Documentation Center

Recognized Token Example

The following input document is translated in Studio, with default settings, against an empty TM:
<html><body>
<p>Today is November 2, 2010 and the sun is shining.</p>
<p>Today is 11/2/2010 and the sun is shining.</p>
<p>The index rose by 123.3 points, or 3.8% after the announcement.</p>
<p>It's less than 5km to London, but 160.8 mi to Sheffield.</p>
<p>After 3:30 pm I'm getting tired.</p>
</body></html>

Notes:

After translation in Studio, the document looks like this:

  • All placeables (indicated by a blue bracket under the placeable) have been automatically localized by Studio and selected from the segment-specific drop-down list (Ctrl-Comma).
  • The second segment in fact is an exact match against the first segment.
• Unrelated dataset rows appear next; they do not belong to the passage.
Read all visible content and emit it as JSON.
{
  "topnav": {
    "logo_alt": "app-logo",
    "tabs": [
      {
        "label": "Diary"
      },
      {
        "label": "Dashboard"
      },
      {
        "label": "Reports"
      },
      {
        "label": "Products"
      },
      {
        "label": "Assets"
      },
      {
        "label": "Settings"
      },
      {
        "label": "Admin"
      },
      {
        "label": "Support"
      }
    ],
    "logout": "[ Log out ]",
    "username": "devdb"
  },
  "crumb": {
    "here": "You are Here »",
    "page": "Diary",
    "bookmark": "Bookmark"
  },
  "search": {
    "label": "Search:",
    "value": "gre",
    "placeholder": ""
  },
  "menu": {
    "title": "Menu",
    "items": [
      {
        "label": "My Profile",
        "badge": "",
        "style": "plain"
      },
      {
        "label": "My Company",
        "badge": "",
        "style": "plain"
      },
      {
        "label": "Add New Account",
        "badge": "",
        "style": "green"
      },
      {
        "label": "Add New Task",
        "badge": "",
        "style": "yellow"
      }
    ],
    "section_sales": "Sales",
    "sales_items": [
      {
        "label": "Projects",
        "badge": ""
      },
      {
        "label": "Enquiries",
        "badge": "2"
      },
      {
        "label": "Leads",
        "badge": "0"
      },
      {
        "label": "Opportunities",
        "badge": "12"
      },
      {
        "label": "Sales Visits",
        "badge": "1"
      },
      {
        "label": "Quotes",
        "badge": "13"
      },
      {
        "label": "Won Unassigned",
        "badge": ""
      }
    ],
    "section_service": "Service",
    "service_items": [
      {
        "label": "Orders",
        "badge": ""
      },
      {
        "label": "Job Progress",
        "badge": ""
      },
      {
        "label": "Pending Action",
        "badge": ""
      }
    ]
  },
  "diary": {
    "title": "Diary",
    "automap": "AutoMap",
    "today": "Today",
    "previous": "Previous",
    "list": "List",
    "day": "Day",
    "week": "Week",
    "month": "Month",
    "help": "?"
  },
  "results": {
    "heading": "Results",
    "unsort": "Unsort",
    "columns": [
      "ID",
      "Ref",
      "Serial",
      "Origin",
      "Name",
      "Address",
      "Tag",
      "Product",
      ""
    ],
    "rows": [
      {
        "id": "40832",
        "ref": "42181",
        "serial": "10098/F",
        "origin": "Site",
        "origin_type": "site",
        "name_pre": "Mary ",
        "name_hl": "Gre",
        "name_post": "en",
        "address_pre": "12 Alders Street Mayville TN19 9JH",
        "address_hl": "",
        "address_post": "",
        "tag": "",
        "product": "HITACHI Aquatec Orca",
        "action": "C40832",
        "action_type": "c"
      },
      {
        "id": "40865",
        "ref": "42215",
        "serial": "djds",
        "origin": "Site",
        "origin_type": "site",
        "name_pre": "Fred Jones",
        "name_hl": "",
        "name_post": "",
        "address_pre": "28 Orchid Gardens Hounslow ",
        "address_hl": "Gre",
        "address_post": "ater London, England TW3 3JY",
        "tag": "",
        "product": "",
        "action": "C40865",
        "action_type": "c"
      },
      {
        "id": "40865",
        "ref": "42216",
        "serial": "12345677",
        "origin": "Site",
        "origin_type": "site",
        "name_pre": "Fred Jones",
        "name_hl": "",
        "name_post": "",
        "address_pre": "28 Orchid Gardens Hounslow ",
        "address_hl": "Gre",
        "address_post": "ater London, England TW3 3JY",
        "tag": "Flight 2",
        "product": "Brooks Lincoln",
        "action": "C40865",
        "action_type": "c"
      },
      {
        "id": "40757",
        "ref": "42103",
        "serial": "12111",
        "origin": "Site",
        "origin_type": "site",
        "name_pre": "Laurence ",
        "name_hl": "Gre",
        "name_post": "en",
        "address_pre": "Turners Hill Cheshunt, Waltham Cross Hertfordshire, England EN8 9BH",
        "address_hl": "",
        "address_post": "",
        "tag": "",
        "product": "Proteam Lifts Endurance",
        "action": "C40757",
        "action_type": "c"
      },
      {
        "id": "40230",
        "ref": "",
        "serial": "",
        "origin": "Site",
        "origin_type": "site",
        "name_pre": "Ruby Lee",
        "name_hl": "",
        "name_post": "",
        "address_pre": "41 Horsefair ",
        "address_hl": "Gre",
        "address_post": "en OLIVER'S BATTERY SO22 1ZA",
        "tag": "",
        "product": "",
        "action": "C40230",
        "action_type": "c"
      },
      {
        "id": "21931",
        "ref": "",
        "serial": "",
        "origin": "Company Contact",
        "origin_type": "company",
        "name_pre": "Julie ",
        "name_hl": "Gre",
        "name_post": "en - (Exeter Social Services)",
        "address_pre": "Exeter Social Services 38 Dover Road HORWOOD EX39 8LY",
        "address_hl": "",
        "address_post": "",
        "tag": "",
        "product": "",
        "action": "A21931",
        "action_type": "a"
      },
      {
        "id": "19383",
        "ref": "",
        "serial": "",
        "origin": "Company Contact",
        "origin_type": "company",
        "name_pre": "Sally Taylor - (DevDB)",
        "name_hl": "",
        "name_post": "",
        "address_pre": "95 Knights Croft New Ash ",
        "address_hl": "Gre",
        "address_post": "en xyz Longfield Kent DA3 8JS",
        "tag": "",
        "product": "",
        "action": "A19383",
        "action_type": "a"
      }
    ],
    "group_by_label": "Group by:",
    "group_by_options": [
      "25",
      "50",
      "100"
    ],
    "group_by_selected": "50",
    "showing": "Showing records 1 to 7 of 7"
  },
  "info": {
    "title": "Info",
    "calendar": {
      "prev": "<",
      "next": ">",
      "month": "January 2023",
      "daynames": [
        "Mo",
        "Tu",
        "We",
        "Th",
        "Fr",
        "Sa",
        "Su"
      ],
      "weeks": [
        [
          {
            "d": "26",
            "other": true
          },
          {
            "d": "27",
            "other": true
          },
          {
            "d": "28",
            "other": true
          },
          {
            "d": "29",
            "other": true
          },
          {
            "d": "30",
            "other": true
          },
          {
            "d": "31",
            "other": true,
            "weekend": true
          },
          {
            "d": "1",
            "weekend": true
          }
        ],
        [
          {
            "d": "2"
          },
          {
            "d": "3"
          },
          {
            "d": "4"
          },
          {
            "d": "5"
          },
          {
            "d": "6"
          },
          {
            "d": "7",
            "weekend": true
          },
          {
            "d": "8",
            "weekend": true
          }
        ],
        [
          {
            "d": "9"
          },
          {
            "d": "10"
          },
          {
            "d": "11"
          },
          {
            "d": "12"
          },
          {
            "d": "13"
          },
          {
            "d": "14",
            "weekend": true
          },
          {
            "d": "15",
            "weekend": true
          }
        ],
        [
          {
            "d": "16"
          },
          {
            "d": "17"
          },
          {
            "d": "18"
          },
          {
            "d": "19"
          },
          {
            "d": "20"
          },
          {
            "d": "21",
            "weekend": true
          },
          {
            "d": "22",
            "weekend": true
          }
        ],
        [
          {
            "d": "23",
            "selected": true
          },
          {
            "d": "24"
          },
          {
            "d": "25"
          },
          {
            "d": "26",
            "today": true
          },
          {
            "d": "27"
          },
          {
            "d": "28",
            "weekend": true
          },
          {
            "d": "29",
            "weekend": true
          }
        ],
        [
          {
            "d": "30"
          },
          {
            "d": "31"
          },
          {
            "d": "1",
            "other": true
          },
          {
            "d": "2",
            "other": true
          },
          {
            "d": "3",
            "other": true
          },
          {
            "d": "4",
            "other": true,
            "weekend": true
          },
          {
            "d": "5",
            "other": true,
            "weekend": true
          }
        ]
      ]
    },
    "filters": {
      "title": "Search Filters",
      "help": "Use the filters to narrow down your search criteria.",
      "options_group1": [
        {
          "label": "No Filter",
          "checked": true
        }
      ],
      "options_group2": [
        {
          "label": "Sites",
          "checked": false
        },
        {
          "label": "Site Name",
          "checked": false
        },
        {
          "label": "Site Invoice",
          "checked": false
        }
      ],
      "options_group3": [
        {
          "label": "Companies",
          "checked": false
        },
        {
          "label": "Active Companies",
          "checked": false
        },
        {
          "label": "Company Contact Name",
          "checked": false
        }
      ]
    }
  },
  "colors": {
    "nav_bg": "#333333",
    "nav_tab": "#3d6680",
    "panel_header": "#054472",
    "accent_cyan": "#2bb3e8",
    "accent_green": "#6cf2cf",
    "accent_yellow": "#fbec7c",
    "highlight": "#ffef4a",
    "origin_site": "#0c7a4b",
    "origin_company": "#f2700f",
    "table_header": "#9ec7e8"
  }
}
The source of the first segment uses a long date pattern, while the second uses a short date pattern, but for auto-substitution purposes, only the type (date) is compared, not the specific pattern type (long date vs. short date).
  • The TM resulting from translating the above document will contain four TUs – one for segments 1 and 2 (which are “equal after auto-substitution”), and one for each of the other segments.
Now, the following document is opened in Studio. The placeables differ textually, but the other text is the same:
<p>Today is October 11, 2010 and the sun is shining.</p>
<p>Today is 10/11/2010 and the sun is shining.</p>
<p>The index rose by 23.45 points, or 1.3% after the announcement.</p>
<p>It's less than 4.3km to London, but 1,6000.99 mi to Sheffield.</p>
<p>After 1:12 AM I'm getting tired.</p>
</body></html>

Notes:

When pre-translating these documents in Studio, you get the following result, without any manual input:

  • The text of all recognized tokens (number, dates, times, measurements) differs, but all tokens are correctly inserted into the translation in their auto-localized form.
  • All matches are context matches (similar to the ICE match type in WorldServer). That is, the CM match property "survives" repairs (which has pros and cons).
  • In Studio, a 100% match which was repaired to become an exact match is not considered an original fuzzy match. That is, the match candidates are found by exact search, not by fuzzy search, since the index only stores "placeholders" for the token types, and does not depend on the actual textual form of the token.
  • The Studio TM will only store and process one "version" of two translation units which are equal, apart from auto-substitutable recognized tokens. That is, even after confirming all 5 TUs in the newly translated document, the TM will only contain the 4 TUs generated by translating the original document.
  • The text context hashes used to determine the CM property are independent of recognized tokens. This means that after translating the second document, the text context hashes annotated to the 4 TUs in the TM will not be changed or extended.